Roberto Gamito
28.11.20
Uma velhota movendo-se pedindo licença ao esqueleto para dar o passo seguinte arrastada pela neta ansiosa por cumprir o seu ritual. O bolinho e o galão. A garota tem orelhas postiças. Numa das mesas da esplanada, uma família de garrafas vazias. Cervejas, águas, umas e outras dispostas ao acaso. Assim tombaram na mesa assim ficaram. O rasto de uma conversa.

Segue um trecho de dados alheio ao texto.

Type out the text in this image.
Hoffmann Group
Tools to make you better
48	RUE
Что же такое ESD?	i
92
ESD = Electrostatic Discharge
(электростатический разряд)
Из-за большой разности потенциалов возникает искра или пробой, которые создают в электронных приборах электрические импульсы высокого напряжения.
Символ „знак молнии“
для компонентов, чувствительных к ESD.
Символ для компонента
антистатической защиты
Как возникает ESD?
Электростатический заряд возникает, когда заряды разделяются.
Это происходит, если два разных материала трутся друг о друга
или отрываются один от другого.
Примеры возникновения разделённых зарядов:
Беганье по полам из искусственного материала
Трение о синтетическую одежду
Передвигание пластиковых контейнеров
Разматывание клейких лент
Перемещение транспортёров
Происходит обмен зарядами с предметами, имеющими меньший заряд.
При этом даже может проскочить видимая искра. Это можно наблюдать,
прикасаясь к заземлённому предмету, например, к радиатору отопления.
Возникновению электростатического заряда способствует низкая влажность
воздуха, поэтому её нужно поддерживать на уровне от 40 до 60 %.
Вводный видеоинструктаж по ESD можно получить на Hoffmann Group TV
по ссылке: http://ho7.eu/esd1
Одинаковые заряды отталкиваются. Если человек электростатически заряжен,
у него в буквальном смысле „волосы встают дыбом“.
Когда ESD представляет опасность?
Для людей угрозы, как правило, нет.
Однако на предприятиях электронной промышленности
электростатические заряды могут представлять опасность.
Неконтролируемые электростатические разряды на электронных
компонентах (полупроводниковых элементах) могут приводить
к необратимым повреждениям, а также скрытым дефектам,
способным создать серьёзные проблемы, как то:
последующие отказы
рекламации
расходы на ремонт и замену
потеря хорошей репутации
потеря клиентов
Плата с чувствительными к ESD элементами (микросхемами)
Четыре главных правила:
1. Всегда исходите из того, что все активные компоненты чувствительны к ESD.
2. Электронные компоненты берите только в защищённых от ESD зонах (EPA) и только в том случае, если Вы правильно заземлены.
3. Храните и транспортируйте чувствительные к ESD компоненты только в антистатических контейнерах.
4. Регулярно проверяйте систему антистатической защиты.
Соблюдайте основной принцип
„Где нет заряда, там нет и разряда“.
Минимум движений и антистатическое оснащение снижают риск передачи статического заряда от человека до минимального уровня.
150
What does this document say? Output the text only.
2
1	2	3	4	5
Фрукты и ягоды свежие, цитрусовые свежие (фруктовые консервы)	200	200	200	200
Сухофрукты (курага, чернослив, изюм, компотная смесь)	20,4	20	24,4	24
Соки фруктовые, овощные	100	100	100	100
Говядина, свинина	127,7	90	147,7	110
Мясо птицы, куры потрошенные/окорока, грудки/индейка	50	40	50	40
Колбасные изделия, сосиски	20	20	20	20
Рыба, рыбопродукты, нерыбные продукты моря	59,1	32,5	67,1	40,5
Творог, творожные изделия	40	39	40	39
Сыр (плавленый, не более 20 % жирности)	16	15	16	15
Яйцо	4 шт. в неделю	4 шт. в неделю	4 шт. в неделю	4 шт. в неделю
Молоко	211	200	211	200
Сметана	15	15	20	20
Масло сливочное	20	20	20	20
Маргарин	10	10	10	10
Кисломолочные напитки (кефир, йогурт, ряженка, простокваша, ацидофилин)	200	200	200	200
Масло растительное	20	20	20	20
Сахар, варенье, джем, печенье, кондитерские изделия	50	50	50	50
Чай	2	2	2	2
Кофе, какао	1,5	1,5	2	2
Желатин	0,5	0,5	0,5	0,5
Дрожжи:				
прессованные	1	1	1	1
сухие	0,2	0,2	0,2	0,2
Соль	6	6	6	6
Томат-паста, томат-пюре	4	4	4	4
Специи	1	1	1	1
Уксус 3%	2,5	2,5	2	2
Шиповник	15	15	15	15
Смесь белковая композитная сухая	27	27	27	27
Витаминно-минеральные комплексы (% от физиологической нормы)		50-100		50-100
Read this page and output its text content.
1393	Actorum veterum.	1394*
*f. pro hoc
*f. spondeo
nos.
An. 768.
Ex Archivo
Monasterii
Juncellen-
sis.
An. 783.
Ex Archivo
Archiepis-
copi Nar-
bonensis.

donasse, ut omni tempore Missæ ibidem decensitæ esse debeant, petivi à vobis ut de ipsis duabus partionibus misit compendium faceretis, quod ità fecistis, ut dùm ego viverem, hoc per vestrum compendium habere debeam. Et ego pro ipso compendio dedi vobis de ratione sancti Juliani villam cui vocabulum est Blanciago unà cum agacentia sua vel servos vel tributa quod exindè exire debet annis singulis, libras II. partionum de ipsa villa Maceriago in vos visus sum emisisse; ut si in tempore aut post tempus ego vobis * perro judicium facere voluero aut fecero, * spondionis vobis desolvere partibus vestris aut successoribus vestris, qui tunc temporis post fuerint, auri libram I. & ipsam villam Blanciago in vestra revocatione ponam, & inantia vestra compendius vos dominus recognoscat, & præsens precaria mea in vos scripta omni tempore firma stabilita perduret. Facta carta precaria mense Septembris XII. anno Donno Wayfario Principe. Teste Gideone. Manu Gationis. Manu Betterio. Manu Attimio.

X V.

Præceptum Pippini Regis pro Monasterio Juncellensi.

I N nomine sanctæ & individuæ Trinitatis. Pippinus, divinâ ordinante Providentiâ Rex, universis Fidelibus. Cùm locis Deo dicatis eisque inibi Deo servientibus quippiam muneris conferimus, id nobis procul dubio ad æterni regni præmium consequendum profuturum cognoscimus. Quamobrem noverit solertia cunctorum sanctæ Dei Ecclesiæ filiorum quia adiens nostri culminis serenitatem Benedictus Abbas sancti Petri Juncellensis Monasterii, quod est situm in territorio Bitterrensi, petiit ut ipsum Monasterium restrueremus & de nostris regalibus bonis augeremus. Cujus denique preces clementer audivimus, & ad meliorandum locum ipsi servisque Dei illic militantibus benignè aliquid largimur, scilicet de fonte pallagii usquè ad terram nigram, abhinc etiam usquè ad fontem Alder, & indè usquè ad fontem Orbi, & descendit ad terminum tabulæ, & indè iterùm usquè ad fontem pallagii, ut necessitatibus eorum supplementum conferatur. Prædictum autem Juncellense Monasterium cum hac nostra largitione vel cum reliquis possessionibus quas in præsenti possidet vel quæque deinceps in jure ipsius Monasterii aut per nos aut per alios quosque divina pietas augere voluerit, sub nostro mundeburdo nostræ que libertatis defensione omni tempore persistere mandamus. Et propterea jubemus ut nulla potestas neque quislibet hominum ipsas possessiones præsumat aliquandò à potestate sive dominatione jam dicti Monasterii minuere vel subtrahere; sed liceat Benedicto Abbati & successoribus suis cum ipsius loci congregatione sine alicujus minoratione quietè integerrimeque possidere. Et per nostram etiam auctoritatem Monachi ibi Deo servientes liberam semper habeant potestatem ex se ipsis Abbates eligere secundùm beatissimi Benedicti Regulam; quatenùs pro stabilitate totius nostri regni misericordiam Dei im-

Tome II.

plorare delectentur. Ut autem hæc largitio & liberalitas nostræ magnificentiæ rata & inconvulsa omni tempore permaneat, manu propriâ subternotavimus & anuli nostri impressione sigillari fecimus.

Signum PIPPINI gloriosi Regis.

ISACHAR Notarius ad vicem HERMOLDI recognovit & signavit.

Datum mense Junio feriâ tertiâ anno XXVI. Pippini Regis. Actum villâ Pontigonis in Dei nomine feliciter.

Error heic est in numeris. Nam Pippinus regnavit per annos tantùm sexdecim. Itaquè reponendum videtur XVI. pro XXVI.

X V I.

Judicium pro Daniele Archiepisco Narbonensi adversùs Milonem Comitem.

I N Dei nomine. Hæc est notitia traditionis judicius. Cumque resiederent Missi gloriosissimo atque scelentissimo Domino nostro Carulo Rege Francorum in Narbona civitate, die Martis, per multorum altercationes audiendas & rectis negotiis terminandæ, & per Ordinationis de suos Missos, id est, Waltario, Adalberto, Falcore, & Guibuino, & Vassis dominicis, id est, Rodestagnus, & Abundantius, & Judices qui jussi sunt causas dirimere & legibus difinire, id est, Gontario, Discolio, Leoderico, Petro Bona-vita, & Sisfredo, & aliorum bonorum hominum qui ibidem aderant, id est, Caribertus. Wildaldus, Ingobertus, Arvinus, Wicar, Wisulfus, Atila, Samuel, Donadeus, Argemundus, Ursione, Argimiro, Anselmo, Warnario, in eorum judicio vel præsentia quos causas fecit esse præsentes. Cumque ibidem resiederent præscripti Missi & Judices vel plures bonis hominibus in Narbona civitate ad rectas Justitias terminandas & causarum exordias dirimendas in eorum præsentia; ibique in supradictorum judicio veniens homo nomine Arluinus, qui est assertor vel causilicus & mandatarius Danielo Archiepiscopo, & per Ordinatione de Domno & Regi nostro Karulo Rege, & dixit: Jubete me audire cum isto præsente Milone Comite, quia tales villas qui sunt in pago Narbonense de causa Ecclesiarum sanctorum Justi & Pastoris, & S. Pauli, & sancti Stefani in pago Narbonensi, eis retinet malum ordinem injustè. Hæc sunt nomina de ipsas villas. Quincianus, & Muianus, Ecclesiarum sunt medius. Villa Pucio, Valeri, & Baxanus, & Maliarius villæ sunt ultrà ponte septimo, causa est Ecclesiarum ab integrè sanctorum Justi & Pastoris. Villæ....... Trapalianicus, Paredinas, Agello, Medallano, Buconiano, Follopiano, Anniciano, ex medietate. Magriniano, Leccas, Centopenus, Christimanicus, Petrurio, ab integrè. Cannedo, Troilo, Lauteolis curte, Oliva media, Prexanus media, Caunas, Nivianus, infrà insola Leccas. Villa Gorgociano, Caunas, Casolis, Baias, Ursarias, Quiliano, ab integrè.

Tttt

A presença de chávenas nas mesas prova a existência de vida humana por estas bandas. Uma empregada onde deveria haver três. Trabalha por três, recebe por uma. As mesas encontram-se agora despovoadas, prontas a receber novas levas de nómadas. Os pequenos rituais. Primeiro foi a religião, de seguida a cultura. Os rituais provenientes quer de uma, quer de outra foram desacreditados, sobram-nos hoje os rituais comezinhos. Beber café. Comer uma torrada e um galão. Dar bom-dia a horas certas. Tentamos introduzir um certo padrão no meio do caos. Consola-nos a ideia de que o mundo se deixa domesticar graças a estes risíveis rituais. O mundo deixar-se-á amestrar se bebermos café sempre às mesmas horas, conversam dois homens aspirantes a feiticeiros. A neta exibe um entusiasmo que, aos olhos e ouvidos do adulto, nos parece estranho. Independentemente do tema, seja uma bola da árvore de natal, um chupa, um bigode originado pelo galão, uma blusa oferecida pela avó a alegria não esmorece. Será que as crianças dão palestras motivacionais? Podiam ficar ricas.